One of the main thrusts of the enquiry has always been to prepare the ground for the end of the sector's block exemption which dates back to February 2003 and allows certain collaborative practices to go unchecked by competition authorities. 

 

The formal review of the exemption comes in 2010 but Competition Commissioner Neelie Kroes and her team have encountered strong resistance in responses to the enquiry, with companies stating that they dare not imagine a future for the sector without it. 

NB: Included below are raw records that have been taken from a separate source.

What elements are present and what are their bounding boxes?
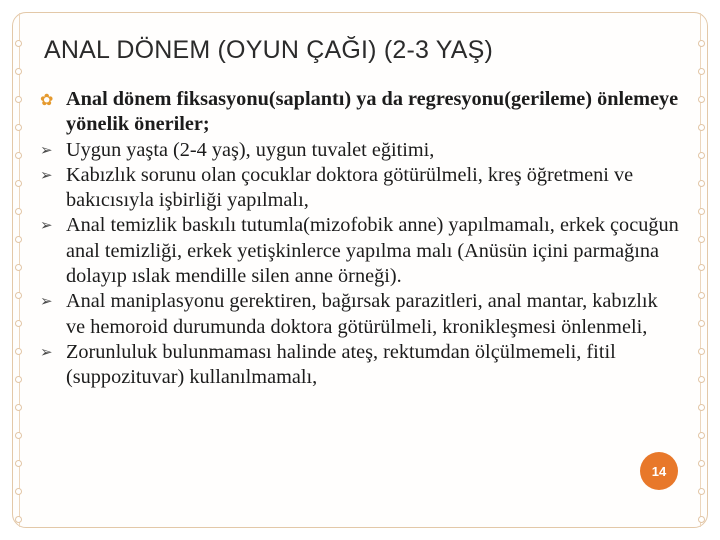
left-rail-dot (15, 96, 22, 103)
arrow-icon: ➢ (40, 165, 53, 184)
right-rail-dot (698, 180, 705, 187)
arrow-icon: ➢ (40, 342, 53, 361)
left-rail-dot (15, 292, 22, 299)
bullet-text: Uygun yaşta (2-4 yaş), uygun tuvalet eğitimi, (66, 138, 435, 161)
left-rail-dot (15, 40, 22, 47)
left-rail-dot (15, 236, 22, 243)
left-rail-dot (15, 404, 22, 411)
left-rail-dot (15, 180, 22, 187)
right-rail-dot (698, 264, 705, 271)
arrow-icon: ➢ (40, 216, 53, 235)
bullet-text: Kabızlık sorunu olan çocuklar doktora götürülmeli, kreş öğretmeni ve bakıcısıyla işbirliği yapılmalı, (66, 163, 634, 212)
right-rail-dot (698, 432, 705, 439)
arrow-icon: ➢ (40, 292, 53, 311)
bullet-item (40, 138, 680, 163)
right-rail-dot (698, 236, 705, 243)
right-rail-dot (698, 96, 705, 103)
right-rail-dot (698, 460, 705, 467)
left-rail-dot (15, 460, 22, 467)
left-rail-dot (15, 488, 22, 495)
left-rail-dot (15, 320, 22, 327)
right-rail-dot (698, 320, 705, 327)
left-rail-dot (15, 264, 22, 271)
left-rail-dot (15, 68, 22, 75)
left-rail-dot (15, 376, 22, 383)
page-number-badge: 14 (640, 452, 678, 490)
right-rail-dot (698, 348, 705, 355)
right-rail-dot (698, 404, 705, 411)
left-rail-dot (15, 208, 22, 215)
bullet-item (40, 213, 680, 289)
right-rail-dot (698, 488, 705, 495)
right-rail-dot (698, 516, 705, 523)
bullet-item (40, 87, 680, 138)
bullet-item (40, 163, 680, 214)
bullet-item (40, 340, 680, 391)
left-rail-dot (15, 348, 22, 355)
left-rail-dot (15, 432, 22, 439)
left-rail-dot (15, 124, 22, 131)
right-rail-dot (698, 376, 705, 383)
left-rail-dot (15, 516, 22, 523)
slide-title: ANAL DÖNEM (OYUN ÇAĞI) (2-3 YAŞ) (44, 36, 494, 64)
bullet-list (40, 87, 680, 391)
bullet-item (40, 289, 680, 340)
bullet-text: Anal maniplasyonu gerektiren, bağırsak parazitleri, anal mantar, kabızlık ve hemoroid durumunda doktora götürülmeli, kronikleşmesi önlenmeli, (66, 290, 658, 338)
left-rail-dot (15, 152, 22, 159)
bullet-text: Anal dönem fiksasyonu(saplantı) ya da regresyonu(gerileme) önlemeye yönelik öneriler; (66, 88, 679, 136)
right-rail-dot (698, 68, 705, 75)
bullet-text: Anal temizlik baskılı tutumla(mizofobik anne) yapılmamalı, erkek çocuğun anal temizliği, erkek yetişkinlerce yapılma malı (Anüsün içini parmağına dolayıp ıslak mendille silen anne örneği). (66, 214, 679, 288)
bullet-text: Zorunluluk bulunmaması halinde ateş, rektumdan ölçülmemeli, fitil (suppozituvar) kullanılmamalı, (66, 340, 616, 389)
right-rail-dot (698, 124, 705, 131)
gear-icon: ✿ (40, 90, 54, 109)
right-rail-dot (698, 40, 705, 47)
arrow-icon: ➢ (40, 140, 53, 159)
right-rail-dot (698, 152, 705, 159)
right-rail-dot (698, 292, 705, 299)
right-rail-dot (698, 208, 705, 215)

The commission responds, however, that "almost all replies failed to make a distinction between the desirability of the forms of cooperation covered by the BER, and the desirability of the BER itself." It remains non-committal in face of strong opposition from the industry and seems to be settling in for a long battle to abolish the BER. The commission will issue a report by 31 March 2009 on its future.

 

Best terms and conditions

 

In April, the commission refined its enquiry, sending out further questionnaires to re-insurance companies probing "best terms and conditions" contract clauses with direct insurers. The commission said at the time that “these clauses lead to a harmonisation of terms and conditions at the most favourable level for the re-insurers concerned, to the detriment of the direct insurer and, ultimately, of the final business insurance customer.” The commission also probed the same phenomenon in the co-insurance sector.

 

In the final report, the commission raises the prospect that some such aspects may fall within the scope of Article 81, and its deeper probing revealed that such conditions "almost always" resulted in a "de facto alignment of premiums". 

 

The commission's provisional view is that "individual instances of them [...] may fall within the scope of Article 81(1)," and it is not convinced of "their indispensability as required by Article 81(3)".

 

But while DG Competition does not exclude possible enforcement proceedings, it states clearly that it is up to the industry to "engage in a critical reappraisal of the said practices". It also admits that these concerns are specific. In other sectors, the commission "is not raising any concerns [...] about other ways of awarding co- and reinsurance business, which include vertical marketing, ad hoc syndication between insurers and standing arrangements such as pools."

 

Remuneration of intermediaries

 

The remuneration of intermediaries as well as their 'conflicts of interest' in providing advice and services to their clients has also attracted DG Comp's scrutiny throughout the enquiry.

 

The commission raises the “suggestion” that “when brokers have market power, insurers may bid up broker commissions in order to capture business." The regulators, however, are careful to tread a tightrope between acknowledging that this occurs on a case-by-case basis, but insisting that “disclosure” may not be sufficient to “mitigate conflicts of interest."

 

Long-term contracts: Italy in the clear; Austria not 

 

As regards long-term contracts, the commission also appears to soften its position, stating that while it "is able to intervene under competition rules in certain circumstances, this is not always the preferred route". 

 

"The commission believes it would be appropriate to consider the situation in Austria further," while in Italy "recent regulatory intervention appears to have changed the environment such that long-term contracts should no longer be susceptible of generating foreclosure".

 

The enquiry is not over yet, however, since the commission "for methodological reasons" has been unable to complete its investigation into profitability among reinsurers. This will be published in an addendum at a later date.